In mei 2019 zijn [kind 1] , [kind 2] en [kind 3] (de tweede keer) teruggeplaatst bij de moeder. [in] 2020 werd [kind 4] geboren. Op 21 juli 2020 werden [kind 1] , [kind 2] , [kind 3] en [kind 4] uit huis geplaatst. [kind 5] is direct bij haar geboorte ( [in] 2021) uit huis geplaatst.
Na beide terugplaatsingen van [kind 1] , [kind 2] en [kind 3] zijn afspraken gemaakt om de veiligheid van de kinderen te garanderen. Ook was er steeds hulpverlening bij het gezin betrokken. Beide keren zijn de kinderen na de terugplaatsingen toch (opnieuw) uit huis geplaatst omdat hun veiligheid in gevaar was.
De oudste drie kinderen zijn veelvuldig blootgesteld aan huiselijk geweld tussen de moeder en [informant 2] , waarvoor de politie vaak langs heeft moeten komen. Tijdens hun ruzies is veel geschreeuwd en ook met spullen gegooid. Ook schreeuwde de moeder in aanwezigheid van de kinderen tegen anderen, waaronder hulpverleners. Daarnaast zijn er signalen dat de moeder tegen de kinderen schreeuwt: zo heeft zij op 21 juli 2020 tegen [kind 1] geschreeuwd en zich daarbij kwetsend en afwijzend uitgelaten. Het gedrag van de moeder en de geluidsoverlast die dat veroorzaakt, hebben er eerder voor gezorgd dat zij haar woning kwijtraakte. Er zijn signalen dat dit nu opnieuw dreigt te gebeuren. De moeder heeft daarnaast in aanwezigheid van haar oudste drie kinderen verdovende middelen gebruikt. Ook zijn er zorgen vanuit HVO Querido over de opvoedvaardigheden van de moeder: de moeder zou niet affectief en responsief reageren op de kinderen. Ook kan de moeder de kinderen belasten met zaken die niet bij hun leeftijd passen.

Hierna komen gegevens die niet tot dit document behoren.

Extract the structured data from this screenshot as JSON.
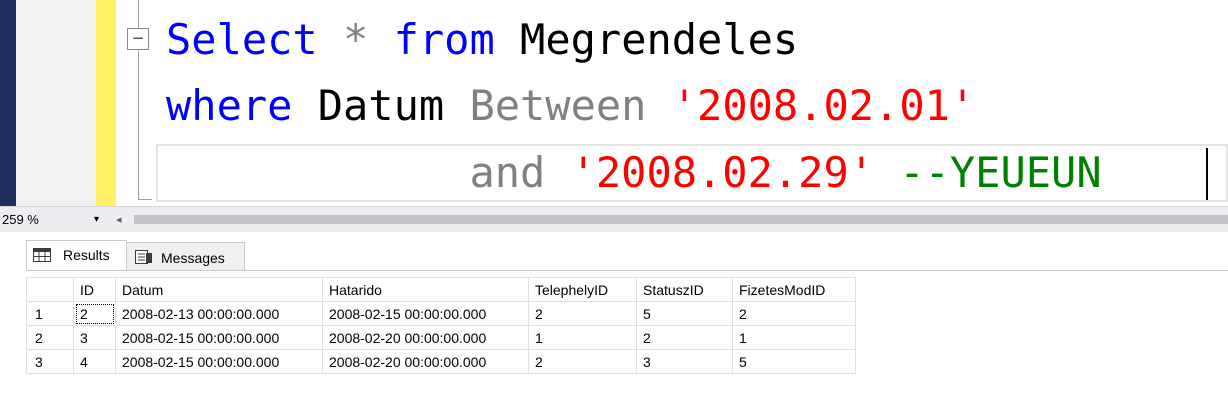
{
  "editor": {
    "lines": [
      [
        {
          "t": "Select",
          "c": "kw"
        },
        {
          "t": " ",
          "c": "plain"
        },
        {
          "t": "*",
          "c": "op"
        },
        {
          "t": " ",
          "c": "plain"
        },
        {
          "t": "from",
          "c": "kw"
        },
        {
          "t": " Megrendeles",
          "c": "plain"
        }
      ],
      [
        {
          "t": "where",
          "c": "kw"
        },
        {
          "t": " Datum ",
          "c": "plain"
        },
        {
          "t": "Between",
          "c": "op"
        },
        {
          "t": " ",
          "c": "plain"
        },
        {
          "t": "'2008.02.01'",
          "c": "str"
        }
      ],
      [
        {
          "t": "            ",
          "c": "plain"
        },
        {
          "t": "and",
          "c": "op"
        },
        {
          "t": " ",
          "c": "plain"
        },
        {
          "t": "'2008.02.29'",
          "c": "str"
        },
        {
          "t": " ",
          "c": "plain"
        },
        {
          "t": "--YEUEUN",
          "c": "cmt"
        }
      ]
    ],
    "collapse_symbol": "−"
  },
  "zoom": {
    "value": "259 %",
    "arrow": "▾",
    "scroll_left": "◂"
  },
  "tabs": {
    "results": "Results",
    "messages": "Messages"
  },
  "grid": {
    "columns": [
      "",
      "ID",
      "Datum",
      "Hatarido",
      "TelephelyID",
      "StatuszID",
      "FizetesModID"
    ],
    "rows": [
      [
        "1",
        "2",
        "2008-02-13 00:00:00.000",
        "2008-02-15 00:00:00.000",
        "2",
        "5",
        "2"
      ],
      [
        "2",
        "3",
        "2008-02-15 00:00:00.000",
        "2008-02-20 00:00:00.000",
        "1",
        "2",
        "1"
      ],
      [
        "3",
        "4",
        "2008-02-15 00:00:00.000",
        "2008-02-20 00:00:00.000",
        "2",
        "3",
        "5"
      ]
    ],
    "selected_cell": [
      0,
      1
    ]
  },
  "colors": {
    "keyword": "#0000ff",
    "operator": "#808080",
    "string": "#ff0000",
    "comment": "#008000",
    "change_bar": "#fff066",
    "left_bar": "#1e2e5e"
  }
}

Na de laatste uithuisplaatsing is de situatie niet verbeterd. Er zijn veel nieuwe incidenten geweest, ook nog in september 2021 en in december 2021, waarbij de moeder door de politie is opgepakt. Ook zijn er veel signalen van problematisch alcoholgebruik, waaronder dat de moeder dronken naar een omgangsmoment met de kinderen is gekomen.
De moeder vindt zelf niet dat er een probleem is en dat er iets moet veranderen: de moeder vindt dat ze prima voor haar kinderen kan zorgen. Omdat de moeder vindt dat ze geen hulp nodig heeft, is het niet altijd mogelijk om hulpverlening op te starten. Desondanks wordt de moeder al meer dan tien jaar ondersteund, bijvoorbeeld door HVO Querido en Levvel. Dat heeft er echter niet toe geleid dat de incidenten zijn opgehouden.
Door het patroon van incidenten is sprake van een ernstige ontwikkelingsbedreiging van de kinderen. Gelet op de voorgeschiedenis en de houding van de moeder valt niet te verwachten dat de moeder binnen een aanvaardbare termijn in staat is een veilige en stabiele opvoedomgeving aan de kinderen te bieden.
5.7
Alles afwegende wegen de belangen van de kinderen bij stabiliteit, bescherming tegen huiselijk geweld en duidelijkheid zwaarder dan de belangen van de moeder en het belang van de kinderen bij het opgroeien bij hun moeder.
Daarbij overweegt het hof dat terecht is opgemerkt door de moeder dat de kinderen pas sinds zeer recentelijk bij hun tante respectievelijk huidige pleeggezinnen wonen en nog geen sprake kan zijn van sterke gehechtheid. Nu de kinderen niet binnen aanvaardbare termijn bij de moeder kunnen terugkeren, verandert dat de uitkomst van de belangenafweging echter niet. De moeder voert nog aan dat er beter naar de kinderen moet worden geluisterd, dat het feit dat zij aangeven niet op hun plek te zijn en weglopen bij de pleegouders geen goed teken is en dat zij door bij de moeder terug te keren duidelijkheid verkrijgen over het opvoedingsperspectief. Het hof is het eens met de moeder dat het zeer onwenselijk is als de kinderen aangeven in een pleeggezin niet op hun plaats te zitten en weglopen, maar dat betekent nog niet dat moeder in het gezag kan worden hersteld. Net als de rechtbank is het hof daarom van oordeel dat voldaan is aan de wettelijke vereisten en dat het belang van de kinderen noopt tot gezagsbeëindiging. Een gezagsbeëindiging in voorwaardelijke vorm, zoals door de advocaat van de moeder geopperd, is niet een wettelijke mogelijkheid. Het hof acht dat bovendien niet wenselijk, omdat het hof niet verwacht dat het in de toekomst wel in het belang van de kinderen is dat de moeder het gezag uitoefent en de kinderen juist bij duidelijkheid over hun opvoedperspectief gebaat zijn.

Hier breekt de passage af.